Unlike most previous attempts to regulate overseas conversions, this is not specifically directed against non-Orthodox converts. It affects overseas converts in general, and American Orthodox rabbis have expressed consternation over the arbitrary standards now being set by a secular government ministry.

The Ministry’s secular bureaucracy is responding to what it perceives as an urgent problem, preventing hordes of uninvited foreign workers gaining citizenship through fictitious conversion at a time of worldwide unemployment.

But the problem may well be imaginary. Lawyers representing overseas converts tell me that there is no research that demonstrates a problem; conversion fraud abroad does not seem to be anything but a minor annoyance, if it is even that. We witness a disconcerting example of bureaucratic overreach surfacing a serious constitutional problem and a stark symptom of the dysfunctions of Israel-Diaspora relations.

The new system, while approved by the current interior minister, from the Orthodox Shas party, was developed under the previous minister, a secular politician from Kadima. Thus, the unilateral push to force certain practices on the Diaspora is not identified with a specific political party, but appears to flow from the way religion-state relations in Israel are structured.

It would be easy for American Jews to see this as just an Israeli dysfunction, but American Jewry shares the blame. We have not communicated our sharp disapproval in effective ways, perhaps because we have never addressed head-on the catastrophic effects of the establishment of religion. Astonishingly, American Jews, who are among the strongest advocates of separation of church and state in the U.S., seeing it as one of the secrets of American Jewish success, have never confronted Israel about it.

When a democratic state has an established church, in this case a Jewish “church,” precisely in the sense America’s Founders refused to countenance, the church may feel it got the better of the bargain, as tax revenues fill its coffers. But, as we see in this case, once the state controls, secular bureaucrats think nothing of setting standards even for the profoundly religious activity of conversion.

The new crisis illustrates the destructive constitutional paradox that while Orthodoxy is ensconced as “official Judaism” in Israel, it has become relegated to just another state service, with all the moral standing of, say, the postal authority, to be bureaucratized at will by state functionaries.

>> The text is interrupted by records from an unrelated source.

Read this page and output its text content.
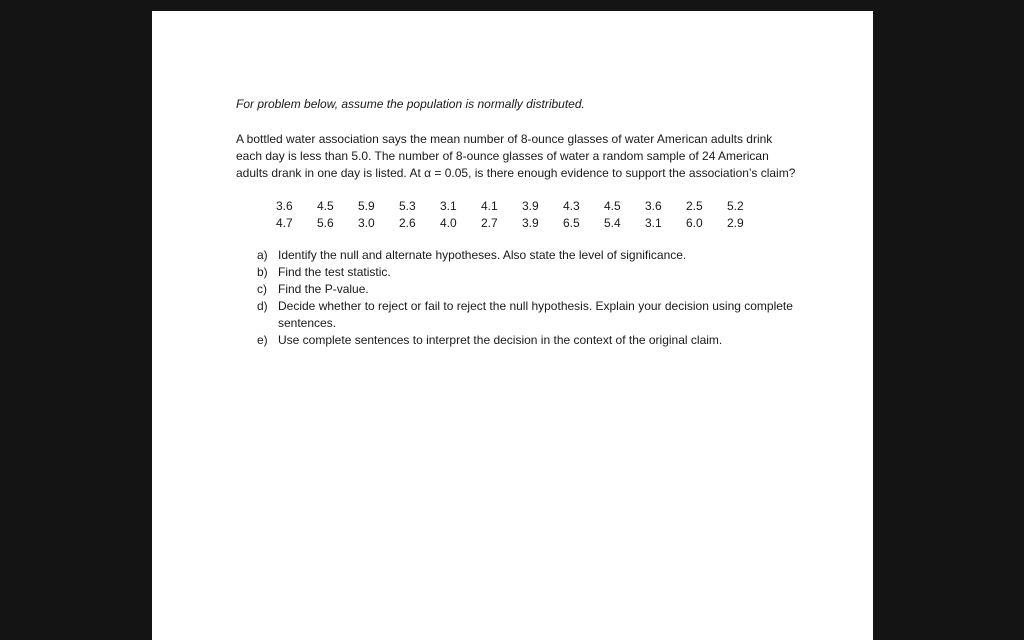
For problem below, assume the population is normally distributed.

A bottled water association says the mean number of 8-ounce glasses of water American adults drink each day is less than 5.0. The number of 8-ounce glasses of water a random sample of 24 American adults drank in one day is listed. At α = 0.05, is there enough evidence to support the association’s claim?

3.6	4.5	5.9	5.3	3.1	4.1	3.9	4.3	4.5	3.6	2.5	5.2
4.7	5.6	3.0	2.6	4.0	2.7	3.9	6.5	5.4	3.1	6.0	2.9
a) Identify the null and alternate hypotheses. Also state the level of significance.
b) Find the test statistic.
c) Find the P-value.
d) Decide whether to reject or fail to reject the null hypothesis. Explain your decision using complete sentences.
e) Use complete sentences to interpret the decision in the context of the original claim.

For American Jewry, upon whom judgment is being passed by the conversion initiative, it may be time to begin a pointed dialogue with Israeli society about the wisdom of separating church and state, helping to conceive of a Jewish democratic state that protects the Jewish religion from being desecrated by the whims of politicians and government bureaucrats.

It is sad that some Israeli bureaucrats did not consult Diaspora communities before trying to ram conversion standards down their throats. The Diaspora is populated for the most part by Jews who wish Israel well and seek to work with her when challenges arise. Israel must come to understand that it cannot make decisions for these communities thoughtlessly and unilaterally.

Worse, Israeli Judaism has suffered as a spiritual endeavor because it lacks the wisdom which American Jews possess about the danger of politicized religion. In disestablishment, Israeli Judaism may find itself renewed and empowered to bring the light of Torah more effectively to Israeli society and to the world Jewish community.